An AMD k6-2 with a Tzeng labs PCI graphics card can do that. We're obviously not talking about displaying web graphics @go$#@mo#!#f@$#son^%^%@$#@sh#!$#fff!$ho#@!
(That's short for fellow computer graphics enthusiast.)
Weren't we supposed to be seeing the preliminary outing of Larrabee with the next "tick" platform offerings? If Intel has had problems with getting its old fashioned GPUs to function, what does this say about its abilities to deliver on something novel and ever so much more complex?
what are you trying to tell us? That nvidia fanboys are idiots for still buying the crap? That there are more idiots out there than smart buyers?
Newsflash:
we all know
Newsflash the second:
the few of us who didn't knew it, do knot it now thanks to you.

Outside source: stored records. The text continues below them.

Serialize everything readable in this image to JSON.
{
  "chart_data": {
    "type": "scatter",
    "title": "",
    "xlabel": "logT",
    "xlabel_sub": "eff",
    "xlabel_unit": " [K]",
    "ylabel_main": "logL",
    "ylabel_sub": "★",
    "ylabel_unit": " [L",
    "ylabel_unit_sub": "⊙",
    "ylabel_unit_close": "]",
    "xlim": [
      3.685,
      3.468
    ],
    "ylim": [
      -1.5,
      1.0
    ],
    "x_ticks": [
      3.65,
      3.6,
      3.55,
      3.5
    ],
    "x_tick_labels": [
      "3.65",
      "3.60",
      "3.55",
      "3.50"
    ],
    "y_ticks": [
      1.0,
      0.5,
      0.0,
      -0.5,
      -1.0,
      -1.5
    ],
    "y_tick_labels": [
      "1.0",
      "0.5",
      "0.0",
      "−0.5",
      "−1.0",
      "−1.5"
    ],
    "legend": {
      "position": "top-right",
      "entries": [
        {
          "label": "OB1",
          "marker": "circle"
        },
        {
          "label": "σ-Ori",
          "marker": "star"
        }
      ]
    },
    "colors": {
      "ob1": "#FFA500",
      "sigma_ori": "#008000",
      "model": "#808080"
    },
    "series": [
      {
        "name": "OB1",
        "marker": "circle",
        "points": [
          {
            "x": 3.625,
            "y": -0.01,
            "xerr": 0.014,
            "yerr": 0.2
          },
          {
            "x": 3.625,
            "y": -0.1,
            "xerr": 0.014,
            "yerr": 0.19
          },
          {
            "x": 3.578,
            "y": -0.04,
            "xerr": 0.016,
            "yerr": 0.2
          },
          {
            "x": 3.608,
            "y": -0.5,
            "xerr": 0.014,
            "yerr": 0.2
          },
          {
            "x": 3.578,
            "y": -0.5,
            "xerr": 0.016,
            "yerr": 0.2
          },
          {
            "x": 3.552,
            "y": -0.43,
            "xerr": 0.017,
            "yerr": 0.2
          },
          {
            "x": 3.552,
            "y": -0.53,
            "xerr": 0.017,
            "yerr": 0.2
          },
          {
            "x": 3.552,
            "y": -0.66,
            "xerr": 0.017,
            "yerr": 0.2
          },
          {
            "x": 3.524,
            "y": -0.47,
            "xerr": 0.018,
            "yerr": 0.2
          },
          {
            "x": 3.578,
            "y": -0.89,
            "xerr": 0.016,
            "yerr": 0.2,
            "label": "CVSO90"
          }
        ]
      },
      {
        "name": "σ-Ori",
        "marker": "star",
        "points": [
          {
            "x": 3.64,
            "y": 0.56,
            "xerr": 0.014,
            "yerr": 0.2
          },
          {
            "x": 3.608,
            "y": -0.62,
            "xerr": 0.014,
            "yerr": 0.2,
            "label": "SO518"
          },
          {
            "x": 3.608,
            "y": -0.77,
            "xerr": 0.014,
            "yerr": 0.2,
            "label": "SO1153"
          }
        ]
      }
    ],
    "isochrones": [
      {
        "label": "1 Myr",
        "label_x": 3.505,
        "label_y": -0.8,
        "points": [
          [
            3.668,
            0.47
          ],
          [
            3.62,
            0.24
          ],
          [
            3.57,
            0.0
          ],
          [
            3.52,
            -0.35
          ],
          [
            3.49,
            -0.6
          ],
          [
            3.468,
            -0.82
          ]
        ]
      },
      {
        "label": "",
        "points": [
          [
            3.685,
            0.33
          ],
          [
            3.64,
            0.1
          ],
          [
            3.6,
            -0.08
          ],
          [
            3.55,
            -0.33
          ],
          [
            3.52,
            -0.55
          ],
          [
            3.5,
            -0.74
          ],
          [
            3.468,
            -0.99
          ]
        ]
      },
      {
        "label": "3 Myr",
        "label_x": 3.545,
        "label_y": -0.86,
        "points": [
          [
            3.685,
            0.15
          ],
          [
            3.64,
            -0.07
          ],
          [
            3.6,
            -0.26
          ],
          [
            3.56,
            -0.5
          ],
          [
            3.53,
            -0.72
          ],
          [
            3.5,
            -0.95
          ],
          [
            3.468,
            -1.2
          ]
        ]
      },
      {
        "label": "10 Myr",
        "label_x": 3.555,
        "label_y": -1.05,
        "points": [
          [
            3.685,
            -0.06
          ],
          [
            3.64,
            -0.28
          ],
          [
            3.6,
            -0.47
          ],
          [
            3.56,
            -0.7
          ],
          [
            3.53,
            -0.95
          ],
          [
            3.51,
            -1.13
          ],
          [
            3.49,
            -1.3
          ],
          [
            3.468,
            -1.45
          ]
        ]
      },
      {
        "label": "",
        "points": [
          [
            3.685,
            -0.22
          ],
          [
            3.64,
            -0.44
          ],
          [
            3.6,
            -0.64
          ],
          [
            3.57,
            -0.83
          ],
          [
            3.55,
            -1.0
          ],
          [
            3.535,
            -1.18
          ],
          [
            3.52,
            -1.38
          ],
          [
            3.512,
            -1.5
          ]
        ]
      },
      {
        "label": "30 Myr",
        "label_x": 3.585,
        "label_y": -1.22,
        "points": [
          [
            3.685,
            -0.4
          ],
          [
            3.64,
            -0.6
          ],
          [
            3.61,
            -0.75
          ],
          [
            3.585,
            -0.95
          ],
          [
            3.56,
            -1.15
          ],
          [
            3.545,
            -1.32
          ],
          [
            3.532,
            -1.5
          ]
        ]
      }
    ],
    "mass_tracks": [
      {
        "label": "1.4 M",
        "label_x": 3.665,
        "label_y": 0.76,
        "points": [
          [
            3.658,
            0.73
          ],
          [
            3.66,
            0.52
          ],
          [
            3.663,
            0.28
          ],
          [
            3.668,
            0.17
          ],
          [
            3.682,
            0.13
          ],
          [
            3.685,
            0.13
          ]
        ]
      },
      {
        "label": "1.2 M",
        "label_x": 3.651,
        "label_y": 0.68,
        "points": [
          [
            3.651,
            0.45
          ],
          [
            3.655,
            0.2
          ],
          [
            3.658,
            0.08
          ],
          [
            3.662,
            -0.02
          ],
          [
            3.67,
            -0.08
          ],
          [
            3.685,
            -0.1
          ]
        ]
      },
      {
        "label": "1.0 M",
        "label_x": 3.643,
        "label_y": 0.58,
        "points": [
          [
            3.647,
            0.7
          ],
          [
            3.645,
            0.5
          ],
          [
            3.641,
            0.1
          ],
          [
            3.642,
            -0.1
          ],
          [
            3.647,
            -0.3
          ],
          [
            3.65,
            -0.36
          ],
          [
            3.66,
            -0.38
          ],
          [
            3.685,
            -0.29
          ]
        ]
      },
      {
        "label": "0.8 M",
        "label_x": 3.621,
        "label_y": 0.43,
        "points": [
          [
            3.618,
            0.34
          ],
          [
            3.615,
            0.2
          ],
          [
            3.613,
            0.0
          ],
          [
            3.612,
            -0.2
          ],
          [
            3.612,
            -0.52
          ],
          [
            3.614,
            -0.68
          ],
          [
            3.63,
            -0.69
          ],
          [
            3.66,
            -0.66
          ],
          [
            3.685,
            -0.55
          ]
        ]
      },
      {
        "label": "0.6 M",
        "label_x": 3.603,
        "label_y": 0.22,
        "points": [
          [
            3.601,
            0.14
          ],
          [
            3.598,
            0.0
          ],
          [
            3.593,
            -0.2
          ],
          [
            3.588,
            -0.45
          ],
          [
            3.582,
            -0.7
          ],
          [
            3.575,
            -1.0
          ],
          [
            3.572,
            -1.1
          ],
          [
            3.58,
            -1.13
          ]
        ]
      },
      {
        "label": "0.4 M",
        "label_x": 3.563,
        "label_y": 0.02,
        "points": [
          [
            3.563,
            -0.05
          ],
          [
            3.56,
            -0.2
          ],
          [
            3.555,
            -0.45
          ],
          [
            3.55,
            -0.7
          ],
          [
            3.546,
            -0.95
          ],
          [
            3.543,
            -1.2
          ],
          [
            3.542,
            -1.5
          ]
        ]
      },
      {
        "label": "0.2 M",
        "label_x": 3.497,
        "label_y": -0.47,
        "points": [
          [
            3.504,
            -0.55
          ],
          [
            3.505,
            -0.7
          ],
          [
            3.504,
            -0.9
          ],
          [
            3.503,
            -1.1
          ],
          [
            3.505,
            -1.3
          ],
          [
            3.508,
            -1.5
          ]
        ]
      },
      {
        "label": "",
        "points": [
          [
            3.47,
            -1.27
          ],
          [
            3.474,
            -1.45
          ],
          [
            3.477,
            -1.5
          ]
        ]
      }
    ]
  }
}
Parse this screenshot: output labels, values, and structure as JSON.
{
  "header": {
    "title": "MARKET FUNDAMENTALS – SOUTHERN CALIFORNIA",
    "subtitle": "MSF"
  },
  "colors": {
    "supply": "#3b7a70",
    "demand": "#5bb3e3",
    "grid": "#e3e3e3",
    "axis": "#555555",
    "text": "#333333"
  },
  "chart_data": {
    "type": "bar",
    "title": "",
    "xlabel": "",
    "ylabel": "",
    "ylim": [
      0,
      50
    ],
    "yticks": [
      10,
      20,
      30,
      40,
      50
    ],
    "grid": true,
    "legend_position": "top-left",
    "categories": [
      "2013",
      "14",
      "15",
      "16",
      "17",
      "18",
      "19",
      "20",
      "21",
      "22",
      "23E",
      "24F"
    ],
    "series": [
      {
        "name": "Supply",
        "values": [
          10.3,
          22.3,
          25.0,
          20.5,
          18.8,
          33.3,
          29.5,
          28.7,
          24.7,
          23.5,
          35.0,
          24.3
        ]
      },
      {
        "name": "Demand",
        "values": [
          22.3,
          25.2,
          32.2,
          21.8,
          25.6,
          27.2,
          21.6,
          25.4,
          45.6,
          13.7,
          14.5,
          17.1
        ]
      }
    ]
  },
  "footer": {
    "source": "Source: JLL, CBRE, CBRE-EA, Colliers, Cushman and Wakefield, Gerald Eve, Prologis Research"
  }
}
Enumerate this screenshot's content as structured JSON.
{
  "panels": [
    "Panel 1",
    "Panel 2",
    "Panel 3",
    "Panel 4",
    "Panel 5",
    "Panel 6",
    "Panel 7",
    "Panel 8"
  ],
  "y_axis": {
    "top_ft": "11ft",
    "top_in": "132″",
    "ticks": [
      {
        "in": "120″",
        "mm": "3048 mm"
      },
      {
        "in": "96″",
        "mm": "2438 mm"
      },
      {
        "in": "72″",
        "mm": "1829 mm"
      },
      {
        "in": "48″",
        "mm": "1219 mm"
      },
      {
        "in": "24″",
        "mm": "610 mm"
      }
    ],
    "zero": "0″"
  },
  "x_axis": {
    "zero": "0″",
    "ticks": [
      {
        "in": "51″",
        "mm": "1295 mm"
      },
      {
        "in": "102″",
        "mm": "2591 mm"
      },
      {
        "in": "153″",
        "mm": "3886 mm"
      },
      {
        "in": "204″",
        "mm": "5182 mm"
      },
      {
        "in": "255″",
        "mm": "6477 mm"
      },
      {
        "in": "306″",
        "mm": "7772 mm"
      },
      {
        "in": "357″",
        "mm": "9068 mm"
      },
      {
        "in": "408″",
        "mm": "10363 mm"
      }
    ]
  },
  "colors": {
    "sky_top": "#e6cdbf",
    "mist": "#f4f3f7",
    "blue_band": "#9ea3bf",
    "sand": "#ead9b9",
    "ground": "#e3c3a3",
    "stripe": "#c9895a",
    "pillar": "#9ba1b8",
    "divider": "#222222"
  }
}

Nvidia fanboys are pathetic.
work very well, whilst others do not.
and stop including all the bloatware that isn't all that good.
Intel should stay with Processors and not worry about semi-working graphics. For office software and integrated graphics chip is more than enough. 30 extra dollars will get anyone a discreet graphics card that out performs any Intel solution.
I stupidly bought a G35 and then a G45 thinking Intel integrated graphics would be worth something.
What a waste of time. Good thing their Core 2's can do in software what the IGPs were supposed to do.
Charlie doesn't need to be biased here but still, it is a risk saying they might have produced something worth getting.
What is with the graphics division there?
at least they didnt buy our nvidia and slap them onto a cpu or integrated chipset... i guess if your going to suck you might as well be the one to blame... seriously they should just buy our nvidia, that way they could blame suck engineer... but i doubt they would want to pay the engineers to make a new product that's only an overclocked old one..... and ed6,, "and movies" what movie you play that doesn't chop.. youtube?... but seriously charlie. if you mean by wont suck, that the drivers will work and we wont have software emulation for 2 months, then ok. but really, intel has a way to go on there IGP end of the game. but that said.... only thing nvidia is for me is a cheap way to play games with physx enabled... 35 dollars. small card that my huge ati can look menacingly at for the forver.
I've been testing this since it came out with engineering samples and to tell you the truth, there are too many bugs in this GPU+CPU architecture. I got so many blue screens and system lock ups it's considered normal. Either way, the GPU+CPU architecture sucks for them, it didn't offer much improvement at all if any.